Governments are starting to act, but they need inspiration to work together.
Since 2015, the UN General Assembly has adopted three resolutions in a row to combat sand and dust storms. In 2016, the second session of the UN Environment Assembly (UNEA-2) resolved to tackle sand and dust storms. Then, in 2017, the 13th session of Conference of the Parties to the UNCCD adopted its first decision on sand and dust storms. The Conference invited governments to take action based on the activities proposed in the Convention’s Policy Advocacy Framework on sand and dust storms.
The Framework sets out precautionary measures to minimize the negative impacts of sand and dust storms in the three key areas of early warning, resilience and preparedness, and source mitigation.
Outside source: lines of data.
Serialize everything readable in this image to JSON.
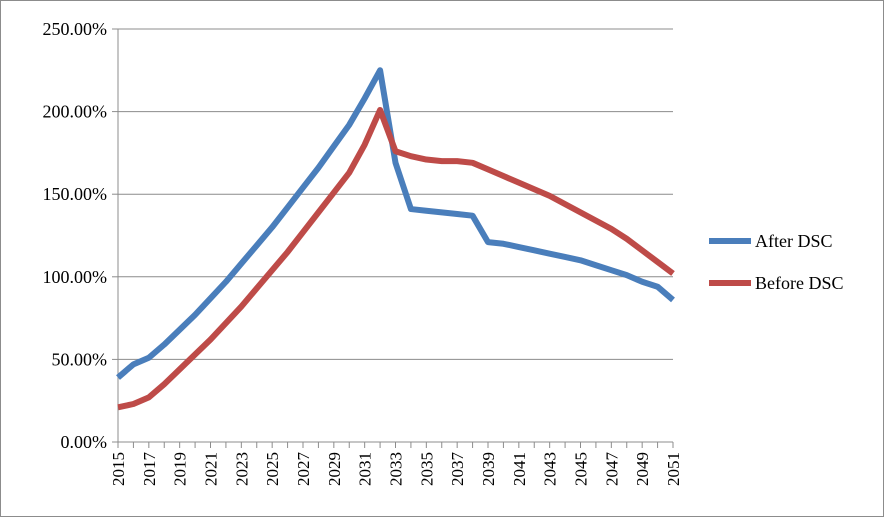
{
  "chart_data": {
    "type": "line",
    "title": "",
    "xlabel": "",
    "ylabel": "",
    "x": [
      2015,
      2016,
      2017,
      2018,
      2019,
      2020,
      2021,
      2022,
      2023,
      2024,
      2025,
      2026,
      2027,
      2028,
      2029,
      2030,
      2031,
      2032,
      2033,
      2034,
      2035,
      2036,
      2037,
      2038,
      2039,
      2040,
      2041,
      2042,
      2043,
      2044,
      2045,
      2046,
      2047,
      2048,
      2049,
      2050,
      2051
    ],
    "x_tick_labels": [
      "2015",
      "2017",
      "2019",
      "2021",
      "2023",
      "2025",
      "2027",
      "2029",
      "2031",
      "2033",
      "2035",
      "2037",
      "2039",
      "2041",
      "2043",
      "2045",
      "2047",
      "2049",
      "2051"
    ],
    "y_tick_labels": [
      "0.00%",
      "50.00%",
      "100.00%",
      "150.00%",
      "200.00%",
      "250.00%"
    ],
    "ylim": [
      0,
      2.5
    ],
    "grid": "horizontal",
    "legend_position": "right",
    "series": [
      {
        "name": "After DSC",
        "color": "#4a7ebb",
        "values": [
          0.39,
          0.47,
          0.51,
          0.59,
          0.68,
          0.77,
          0.87,
          0.97,
          1.08,
          1.19,
          1.3,
          1.42,
          1.54,
          1.66,
          1.79,
          1.92,
          2.08,
          2.25,
          1.69,
          1.41,
          1.4,
          1.39,
          1.38,
          1.37,
          1.21,
          1.2,
          1.18,
          1.16,
          1.14,
          1.12,
          1.1,
          1.07,
          1.04,
          1.01,
          0.97,
          0.94,
          0.86
        ]
      },
      {
        "name": "Before DSC",
        "color": "#be4b48",
        "values": [
          0.21,
          0.23,
          0.27,
          0.35,
          0.44,
          0.53,
          0.62,
          0.72,
          0.82,
          0.93,
          1.04,
          1.15,
          1.27,
          1.39,
          1.51,
          1.63,
          1.8,
          2.01,
          1.76,
          1.73,
          1.71,
          1.7,
          1.7,
          1.69,
          1.65,
          1.61,
          1.57,
          1.53,
          1.49,
          1.44,
          1.39,
          1.34,
          1.29,
          1.23,
          1.16,
          1.09,
          1.02
        ]
      }
    ]
  }
}
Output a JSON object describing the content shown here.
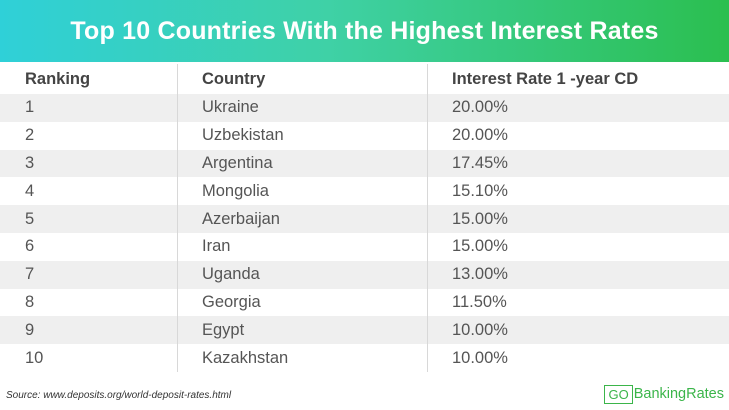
{
  "title": "Top 10 Countries With the Highest Interest Rates",
  "headers": [
    "Ranking",
    "Country",
    "Interest Rate 1 -year CD"
  ],
  "rows": [
    {
      "rank": "1",
      "country": "Ukraine",
      "rate": "20.00%"
    },
    {
      "rank": "2",
      "country": "Uzbekistan",
      "rate": "20.00%"
    },
    {
      "rank": "3",
      "country": "Argentina",
      "rate": "17.45%"
    },
    {
      "rank": "4",
      "country": "Mongolia",
      "rate": "15.10%"
    },
    {
      "rank": "5",
      "country": "Azerbaijan",
      "rate": "15.00%"
    },
    {
      "rank": "6",
      "country": "Iran",
      "rate": "15.00%"
    },
    {
      "rank": "7",
      "country": "Uganda",
      "rate": "13.00%"
    },
    {
      "rank": "8",
      "country": "Georgia",
      "rate": "11.50%"
    },
    {
      "rank": "9",
      "country": "Egypt",
      "rate": "10.00%"
    },
    {
      "rank": "10",
      "country": "Kazakhstan",
      "rate": "10.00%"
    }
  ],
  "source": "Source: www.deposits.org/world-deposit-rates.html",
  "logo": {
    "go": "GO",
    "text": "BankingRates"
  },
  "colors": {
    "banner_start": "#2fd0d8",
    "banner_end": "#2bbf4f",
    "stripe": "#efefef",
    "brand_green": "#3bb54a"
  },
  "chart_data": {
    "type": "table",
    "title": "Top 10 Countries With the Highest Interest Rates",
    "columns": [
      "Ranking",
      "Country",
      "Interest Rate 1 -year CD"
    ],
    "data": [
      [
        1,
        "Ukraine",
        20.0
      ],
      [
        2,
        "Uzbekistan",
        20.0
      ],
      [
        3,
        "Argentina",
        17.45
      ],
      [
        4,
        "Mongolia",
        15.1
      ],
      [
        5,
        "Azerbaijan",
        15.0
      ],
      [
        6,
        "Iran",
        15.0
      ],
      [
        7,
        "Uganda",
        13.0
      ],
      [
        8,
        "Georgia",
        11.5
      ],
      [
        9,
        "Egypt",
        10.0
      ],
      [
        10,
        "Kazakhstan",
        10.0
      ]
    ]
  }
}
In addition, countries that are potential sources of sand and dust storms need to explore this threat when considering their voluntary national targets for achieving land degradation neutrality (LDN).
LDN is a Sustainable Development Goal target (15.3) measuring the health of the land. The UNCCD is the custodian of the LDN target. The inclusion of the LDN concept in the UNCCD 2018-2030 Strategic Framework as a key tool for implementing the Convention strengthens its achievement. LDN can provide an effective framework to address anthropogenic sources in affected areas.
Last December, the 72nd session of the UN General Assembly adopted a resolution on sand and dust storms that calls for policy coordination of global actors and a UN system-wide approach and action plan to address these challenges.
With this political will, we have a lot to build on.
Discussions among governments do more than deepen global commitment. They inspire a coordinated, coherent, harmonized and integrated policy approach and concrete action plans for global and regional actors. They can motivate broader engagement of stakeholders, particularly scientists, local authorities and communities and the private sector, in risk management planning and actions. And they can promote strengthened national coordination among policy-makers in different sectors to assure policy development, implementation and adequate resources.
We must deal with the root causes of sand and dust hazards by reducing emissions from sources caused by human activity. But dust does not respect political boundaries, so we must work together.
It will take cooperation and coordination in order to enhance resilience and preparedness among different actors and fields, especially if it is guided by disaster risk management principles. The focus of the UN-system wide approach should be to fill gaps and to build upon and strengthen current actions.
For instance, the WMO’s Sand and Dust Storms Early Warning Advisory and Assessment System aims to build capabilities for improved and reliable SDS forecasts of countries. Initiatives under UNEP and the UNCCD’s regional and national action plans to establish vegetated strips to prevent desert expansion in China and Africa are delivering results. These are basic building blocks for a global action plan to combat sand and dust storms.
Successful and collaborative actions on sand and dust storms contribute directly and indirectly to the implementation of the Sustainable Development Goals (SDGs). For instance, they will help countries to achieve: SDG 3 on health and air quality; clean water as called for in SDG 6; SDG 11, which calls for making human settlements safe and sustainable; land degradation neutrality and biodiversity conservation targets under SDG 15 (life on land); climate action under SDG 13; sustainable agricultural production under SDG 2 (zero hunger); and economic growth as addressed in SDG 8.
Sand and dust storms pose serious health and economic costs. Rolling out an effective, comprehensive and people-centered sand and dust storm management strategy will save costs and enhance the resilience and preparedness of vulnerable communities and ecosystems.